Approximate first order derivative without solving the best fitted polynomial For example, I have $K$ points of the form $(x_k,y_k,f(x_k,y_k))$ for $k=1, ..., K$ near $0$. The distances between the points and $0$ are not the same.
Is there an approximation for first order derivative of $f$ (i.e. $\frac{\partial f}{\partial x}$ and $\frac{\partial f}{\partial y}$) at $x=0$?
I know it can be find by differentiating the polynomial best fitted to the points, but I would like to see if there is a clean expression (in terms of distance between points and origin, and $f(x_k,y_k)$) about it.
Thanks.
 A: Let $ z_k = (x_k, y_k) $. The gradient of $ f $ at $0$ should satisfy:
\begin{equation}
f (z_k)
\approx
f (0) + \langle \nabla f (0),z_k \rangle
\end{equation}
for all $ k $.
This is like an overdetermined system of linear equations for the gradient. It seems like it would be a good idea to find a least squares solution to this overdetermined system and let that be your estimate of the gradient. (Or perhaps you should minimize the $1$-norm of the residual, if you think some of the points $ z_k$ might not be close enough to the origin for the above approximation to be accurate.)

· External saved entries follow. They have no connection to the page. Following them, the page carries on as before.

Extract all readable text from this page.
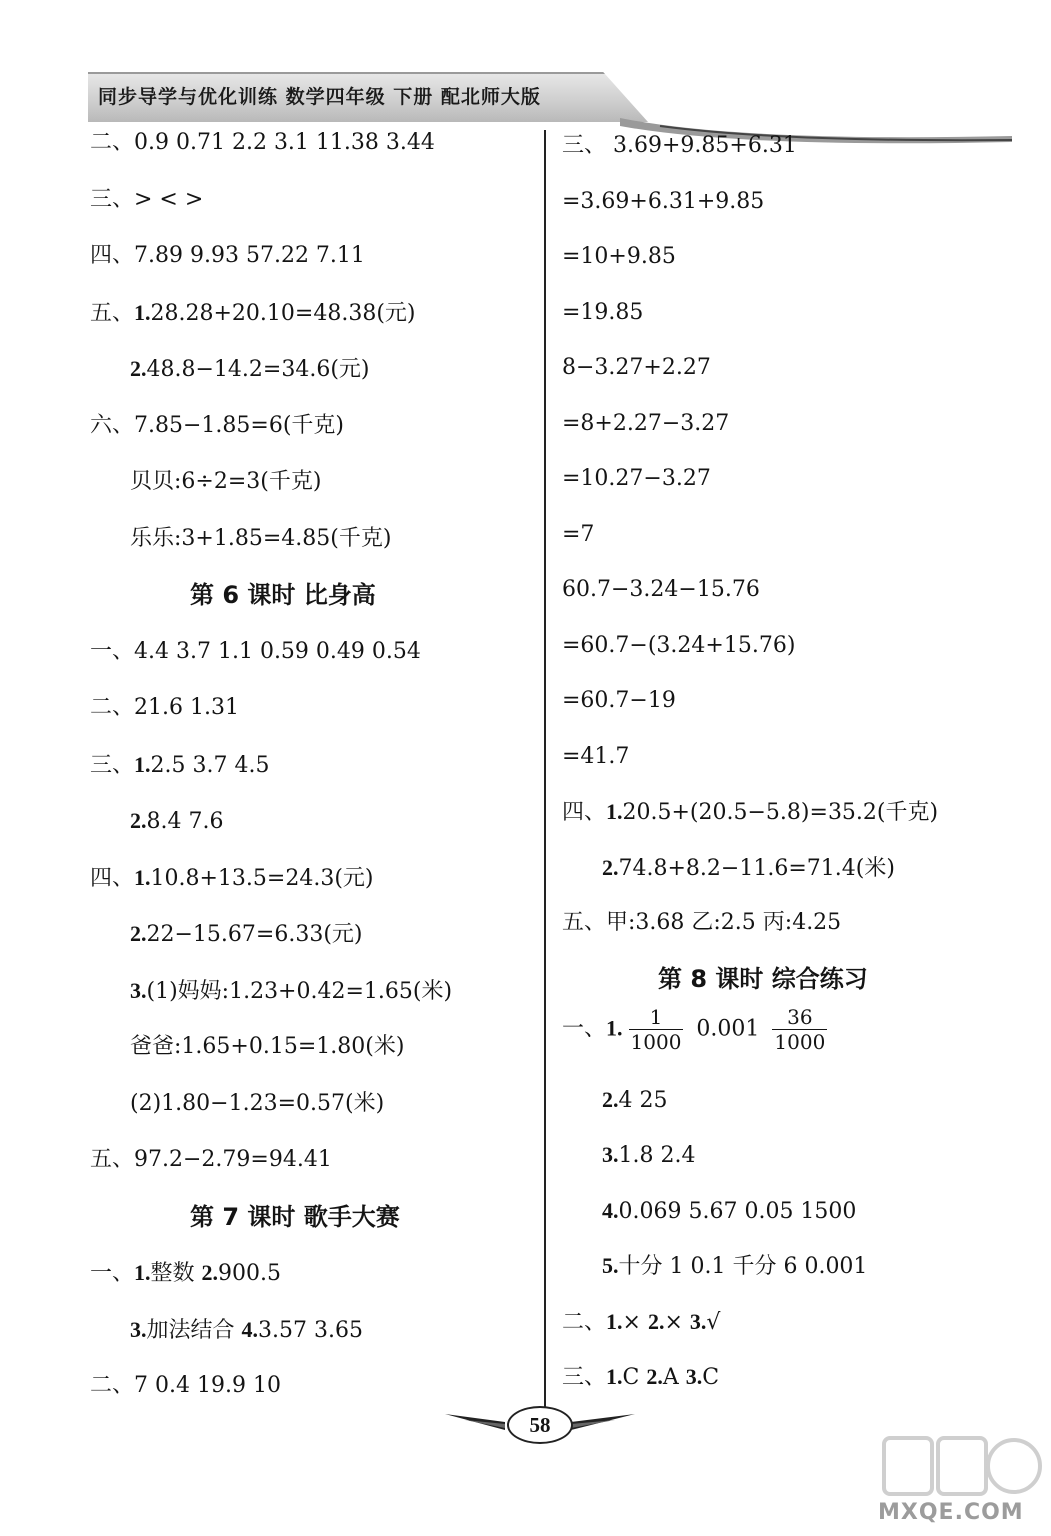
同步导学与优化训练 数学四年级 下册 配北师大版
二、0.9 0.71 2.2 3.1 11.38 3.44
三、> < >
四、7.89 9.93 57.22 7.11
五、1.28.28+20.10=48.38(元)
2.48.8−14.2=34.6(元)
六、7.85−1.85=6(千克)
贝贝:6÷2=3(千克)
乐乐:3+1.85=4.85(千克)
第 6 课时 比身高
一、4.4 3.7 1.1 0.59 0.49 0.54
二、21.6 1.31
三、1.2.5 3.7 4.5
2.8.4 7.6
四、1.10.8+13.5=24.3(元)
2.22−15.67=6.33(元)
3.(1)妈妈:1.23+0.42=1.65(米)
爸爸:1.65+0.15=1.80(米)
(2)1.80−1.23=0.57(米)
五、97.2−2.79=94.41
第 7 课时 歌手大赛
一、1.整数 2.900.5
3.加法结合 4.3.57 3.65
二、7 0.4 19.9 10
三、 3.69+9.85+6.31
=3.69+6.31+9.85
=10+9.85
=19.85
8−3.27+2.27
=8+2.27−3.27
=10.27−3.27
=7
60.7−3.24−15.76
=60.7−(3.24+15.76)
=60.7−19
=41.7
四、1.20.5+(20.5−5.8)=35.2(千克)
2.74.8+8.2−11.6=71.4(米)
五、甲:3.68 乙:2.5 丙:4.25
第 8 课时 综合练习
一、1. $\frac{1}{1000} 0.001 \frac{36}{1000}$
2.4 25
3.1.8 2.4
4.0.069 5.67 0.05 1500
5.十分 1 0.1 千分 6 0.001
二、1.× 2.× 3.√
三、1.C 2.A 3.C
58
MXQE.COM
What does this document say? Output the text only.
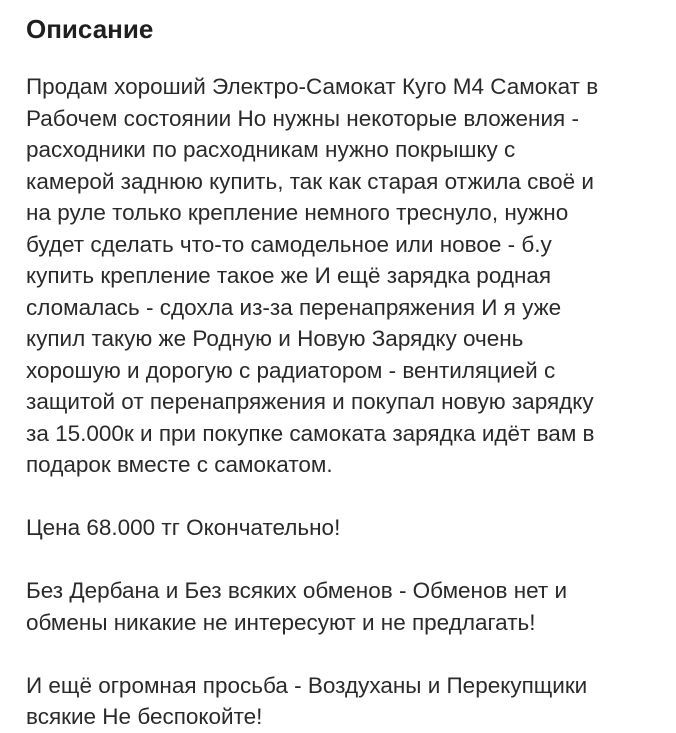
Описание

Продам хороший Электро-Самокат Куго М4 Самокат в
Рабочем состоянии Но нужны некоторые вложения -
расходники по расходникам нужно покрышку с
камерой заднюю купить, так как старая отжила своё и
на руле только крепление немного треснуло, нужно
будет сделать что-то самодельное или новое - б.у
купить крепление такое же И ещё зарядка родная
сломалась - сдохла из-за перенапряжения И я уже
купил такую же Родную и Новую Зарядку очень
хорошую и дорогую с радиатором - вентиляцией с
защитой от перенапряжения и покупал новую зарядку
за 15.000к и при покупке самоката зарядка идёт вам в
подарок вместе с самокатом.

Цена 68.000 тг Окончательно!

Без Дербана и Без всяких обменов - Обменов нет и
обмены никакие не интересуют и не предлагать!

И ещё огромная просьба - Воздуханы и Перекупщики
всякие Не беспокойте!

If $ K $ is large, I bet you'd get a more accurate approximation by simultaneously estimating the gradient and the Hessian of $ f$ at $0$, based on the approximation
\begin{equation}
f (z_k) \approx
f (0) + \langle \nabla f (0), z_k \rangle +
\frac12 z_k^T Hf (0) z_k.
\end{equation}
Once again, this gives you an overdetermined linear system (for both the gradient and the Hessian) and you can find a least squares solution or minimize another norm of the residual.